From the raw data, a train set and a test set are created.
The function GMM uses the train set to create the model. The GMMPredict function uses the model information to predict clusters for the test data.
Raw Data Table gmm_iris_input
id | sepal_length | sepal_width | petal_length | petal_width |
---|---|---|---|---|
1 | 5.1 | 3.5 | 1.4 | 0.2 |
2 | 4.9 | 3 | 1.4 | 0.2 |
3 | 4.7 | 3.2 | 1.3 | 0.2 |
4 | 4.6 | 3.1 | 1.5 | 0.2 |
5 | 5 | 3.6 | 1.4 | 0.2 |
6 | 5.4 | 3.9 | 1.7 | 0.4 |
7 | 4.6 | 3.4 | 1.4 | 0.3 |
8 | 5 | 3.4 | 1.5 | 0.2 |
9 | 4.4 | 2.9 | 1.4 | 0.2 |
10 | 4.9 | 3.1 | 1.5 | 0.1 |
... | ... | ... | ... | ... |
Split Input into Training and Testing Data Sets
The following code divides the 150 data rows into a training data set (80%) and a testing data set (20%). The GMM examples use gmm_iris_train; the GMMPredict example uses gmm_iris_test.

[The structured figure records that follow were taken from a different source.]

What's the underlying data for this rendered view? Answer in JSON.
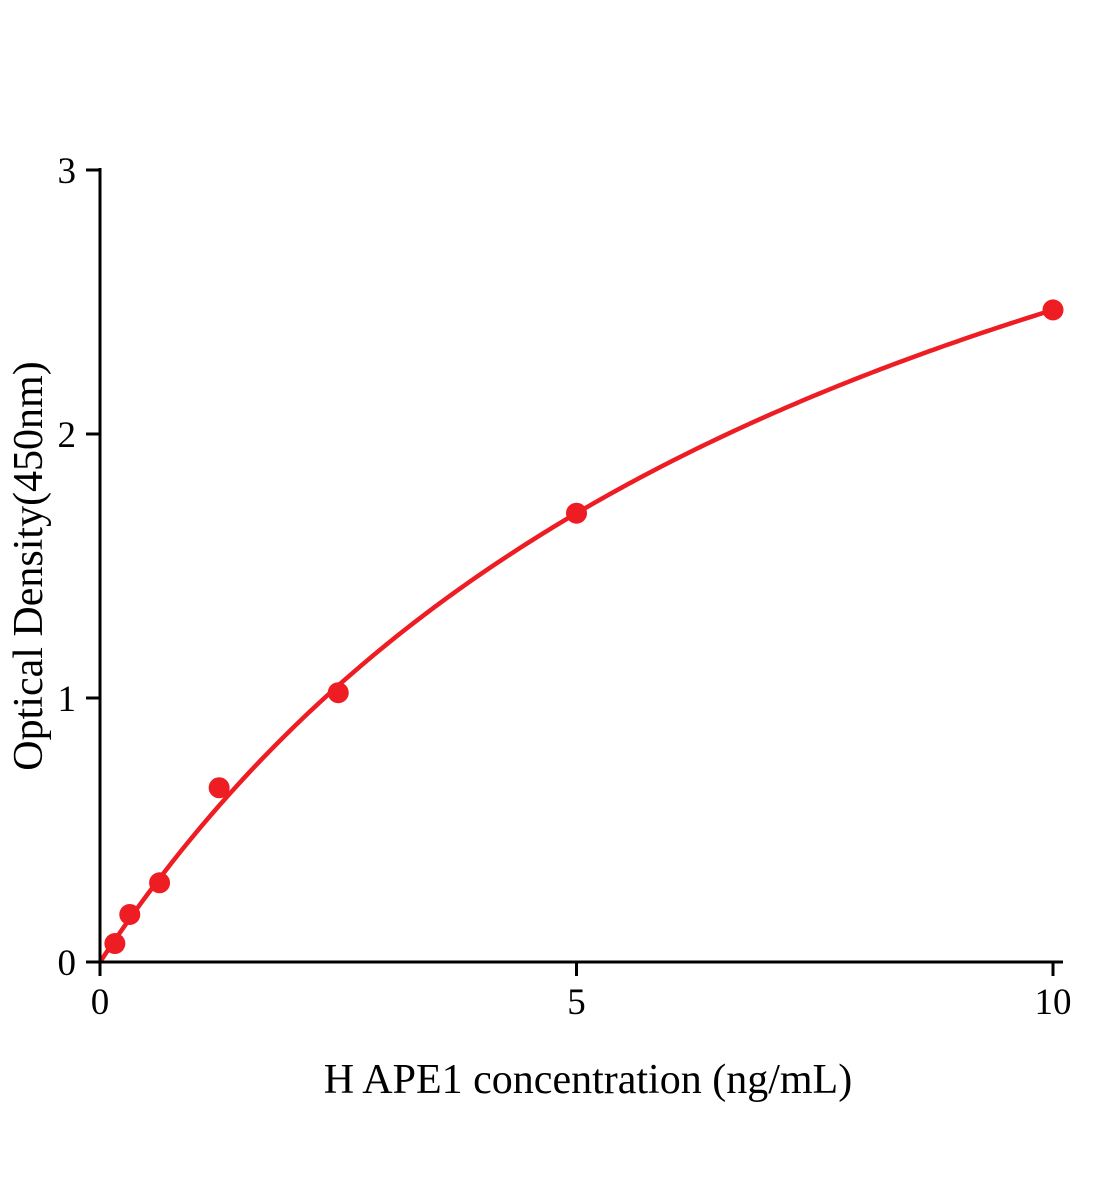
{
  "chart_data": {
    "type": "scatter",
    "title": "",
    "xlabel": "H APE1 concentration (ng/mL)",
    "ylabel": "Optical Density(450nm)",
    "x": [
      0.156,
      0.3125,
      0.625,
      1.25,
      2.5,
      5,
      10
    ],
    "y": [
      0.07,
      0.18,
      0.3,
      0.66,
      1.02,
      1.7,
      2.47
    ],
    "xlim": [
      0,
      10
    ],
    "ylim": [
      0,
      3
    ],
    "xticks": [
      0,
      5,
      10
    ],
    "yticks": [
      0,
      1,
      2,
      3
    ],
    "grid": false,
    "legend": "none",
    "marker_color": "#ee1c23",
    "line_color": "#ee1c23",
    "axis_color": "#000000",
    "fit_curve": {
      "type": "hyperbolic",
      "a": 4.515,
      "b": 8.28
    }
  }
}
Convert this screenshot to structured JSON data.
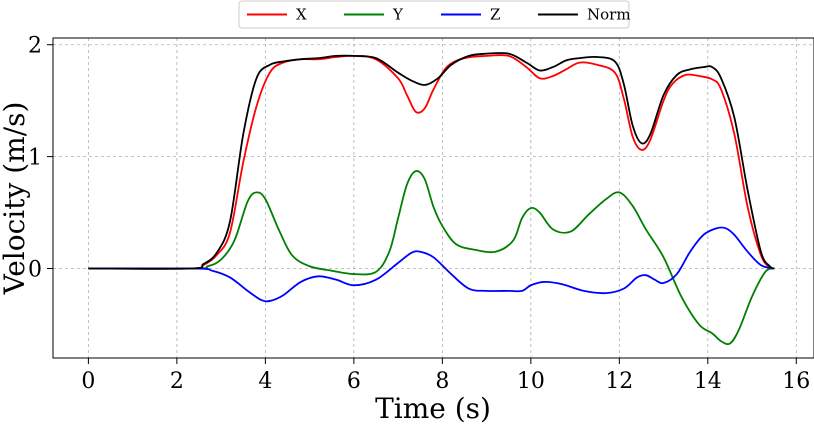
{
  "chart_data": {
    "type": "line",
    "title": "",
    "xlabel": "Time (s)",
    "ylabel": "Velocity (m/s)",
    "xlim": [
      -0.8,
      16.4
    ],
    "ylim": [
      -0.8,
      2.06
    ],
    "grid": true,
    "legend_position": "top-center",
    "xticks": [
      0,
      2,
      4,
      6,
      8,
      10,
      12,
      14,
      16
    ],
    "xtick_labels": [
      "0",
      "2",
      "4",
      "6",
      "8",
      "10",
      "12",
      "14",
      "16"
    ],
    "yticks": [
      0,
      1,
      2
    ],
    "ytick_labels": [
      "0",
      "1",
      "2"
    ],
    "series": [
      {
        "name": "X",
        "color": "#ff0000",
        "x": [
          0,
          2.3,
          2.6,
          2.9,
          3.2,
          3.5,
          3.8,
          4.1,
          4.4,
          4.8,
          5.2,
          5.6,
          6.0,
          6.5,
          7.0,
          7.2,
          7.4,
          7.6,
          7.8,
          8.1,
          8.5,
          9.0,
          9.5,
          9.9,
          10.2,
          10.5,
          10.8,
          11.1,
          11.5,
          11.9,
          12.1,
          12.3,
          12.5,
          12.7,
          13.0,
          13.2,
          13.5,
          13.8,
          14.1,
          14.3,
          14.6,
          14.9,
          15.2,
          15.4,
          15.5
        ],
        "y": [
          0,
          0,
          0.03,
          0.12,
          0.32,
          0.95,
          1.45,
          1.75,
          1.84,
          1.87,
          1.87,
          1.89,
          1.9,
          1.87,
          1.7,
          1.55,
          1.4,
          1.43,
          1.6,
          1.8,
          1.88,
          1.9,
          1.9,
          1.8,
          1.7,
          1.72,
          1.78,
          1.84,
          1.82,
          1.75,
          1.52,
          1.18,
          1.06,
          1.15,
          1.5,
          1.65,
          1.73,
          1.72,
          1.69,
          1.6,
          1.2,
          0.55,
          0.12,
          0.01,
          0
        ]
      },
      {
        "name": "Y",
        "color": "#008000",
        "x": [
          0,
          2.4,
          2.7,
          3.0,
          3.3,
          3.6,
          3.8,
          4.0,
          4.3,
          4.6,
          5.0,
          5.5,
          6.0,
          6.5,
          6.8,
          7.0,
          7.2,
          7.4,
          7.6,
          7.8,
          8.0,
          8.3,
          8.7,
          9.2,
          9.6,
          9.8,
          10.0,
          10.2,
          10.5,
          10.9,
          11.3,
          11.7,
          12.0,
          12.3,
          12.6,
          13.0,
          13.4,
          13.8,
          14.1,
          14.3,
          14.5,
          14.7,
          15.0,
          15.3,
          15.5
        ],
        "y": [
          0,
          0,
          0.02,
          0.08,
          0.25,
          0.6,
          0.68,
          0.62,
          0.35,
          0.12,
          0.02,
          -0.02,
          -0.05,
          -0.03,
          0.15,
          0.45,
          0.75,
          0.87,
          0.8,
          0.55,
          0.38,
          0.22,
          0.17,
          0.15,
          0.25,
          0.45,
          0.54,
          0.5,
          0.35,
          0.33,
          0.48,
          0.62,
          0.68,
          0.56,
          0.35,
          0.1,
          -0.25,
          -0.5,
          -0.58,
          -0.65,
          -0.67,
          -0.55,
          -0.25,
          -0.03,
          0
        ]
      },
      {
        "name": "Z",
        "color": "#0000ff",
        "x": [
          0,
          2.4,
          2.8,
          3.2,
          3.6,
          3.9,
          4.1,
          4.4,
          4.8,
          5.2,
          5.6,
          6.0,
          6.5,
          7.0,
          7.3,
          7.5,
          7.8,
          8.2,
          8.6,
          9.0,
          9.5,
          9.8,
          10.0,
          10.3,
          10.7,
          11.2,
          11.7,
          12.1,
          12.4,
          12.6,
          12.8,
          13.0,
          13.3,
          13.6,
          13.9,
          14.2,
          14.4,
          14.6,
          14.9,
          15.2,
          15.5
        ],
        "y": [
          0,
          0,
          -0.02,
          -0.08,
          -0.2,
          -0.28,
          -0.29,
          -0.24,
          -0.12,
          -0.07,
          -0.1,
          -0.15,
          -0.1,
          0.05,
          0.14,
          0.15,
          0.1,
          -0.05,
          -0.18,
          -0.2,
          -0.2,
          -0.2,
          -0.15,
          -0.12,
          -0.14,
          -0.2,
          -0.22,
          -0.18,
          -0.08,
          -0.06,
          -0.1,
          -0.13,
          -0.05,
          0.15,
          0.3,
          0.36,
          0.36,
          0.3,
          0.15,
          0.03,
          0
        ]
      },
      {
        "name": "Norm",
        "color": "#000000",
        "x": [
          0,
          2.3,
          2.6,
          2.9,
          3.2,
          3.5,
          3.8,
          4.1,
          4.4,
          4.8,
          5.2,
          5.6,
          6.0,
          6.5,
          7.0,
          7.3,
          7.6,
          7.9,
          8.2,
          8.6,
          9.0,
          9.5,
          9.9,
          10.2,
          10.5,
          10.8,
          11.1,
          11.5,
          11.9,
          12.1,
          12.3,
          12.5,
          12.7,
          13.0,
          13.3,
          13.6,
          13.9,
          14.1,
          14.3,
          14.6,
          14.9,
          15.2,
          15.4,
          15.5
        ],
        "y": [
          0,
          0,
          0.04,
          0.14,
          0.42,
          1.2,
          1.7,
          1.82,
          1.85,
          1.87,
          1.88,
          1.9,
          1.9,
          1.88,
          1.75,
          1.68,
          1.64,
          1.7,
          1.82,
          1.9,
          1.92,
          1.92,
          1.84,
          1.77,
          1.8,
          1.86,
          1.88,
          1.89,
          1.85,
          1.65,
          1.28,
          1.12,
          1.2,
          1.55,
          1.73,
          1.78,
          1.8,
          1.8,
          1.7,
          1.35,
          0.7,
          0.15,
          0.02,
          0
        ]
      }
    ]
  }
}
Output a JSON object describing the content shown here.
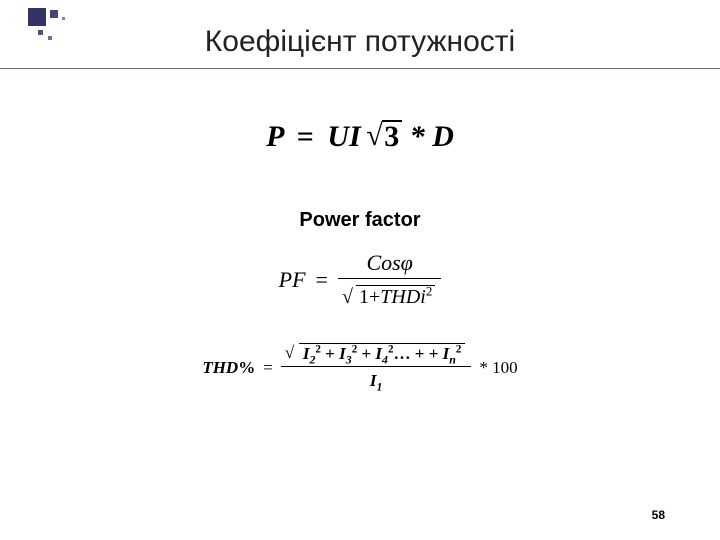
{
  "slide": {
    "title": "Коефіцієнт потужності",
    "page_number": "58",
    "accent_color": "#333366",
    "background_color": "#ffffff"
  },
  "formula1": {
    "type": "equation",
    "lhs": "P",
    "eq": "=",
    "rhs_prefix": "UI",
    "radicand": "3",
    "tail": " * D",
    "font_style": "bold-italic",
    "fontsize": 30
  },
  "subtitle": "Power factor",
  "formula2": {
    "type": "equation",
    "lhs": "PF",
    "eq": "=",
    "numerator": "Cosφ",
    "denominator_inside_sqrt_prefix": "1+",
    "denominator_inside_sqrt_var": "THDi",
    "denominator_inside_sqrt_exp": "2",
    "fontsize": 22
  },
  "formula3": {
    "type": "equation",
    "lhs_var": "THD",
    "lhs_percent": "%",
    "eq": "=",
    "numerator_terms": [
      {
        "base": "I",
        "sub": "2",
        "sup": "2"
      },
      {
        "base": "I",
        "sub": "3",
        "sup": "2"
      },
      {
        "base": "I",
        "sub": "4",
        "sup": "2"
      },
      {
        "ellipsis": "…"
      },
      {
        "base": "I",
        "sub": "n",
        "sup": "2"
      }
    ],
    "numerator_op": "+",
    "denominator": {
      "base": "I",
      "sub": "1"
    },
    "tail": " * 100",
    "fontsize": 17
  }
}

DROP TABLE gmm_iris_train; DROP TABLE gmm_iris_test; CREATE MULTISET TABLE gmm_iris_train AS ( SELECT * FROM gmm_iris_input WHERE id MOD 5 <> 0 ) WITH DATA; CREATE MULTISET TABLE gmm_iris_test AS ( SELECT * FROM gmm_iris_input WHERE id MOD 5 = 0 ) WITH DATA;
Alternatively, you can do the preceding task with the Sampling or RandomSample function.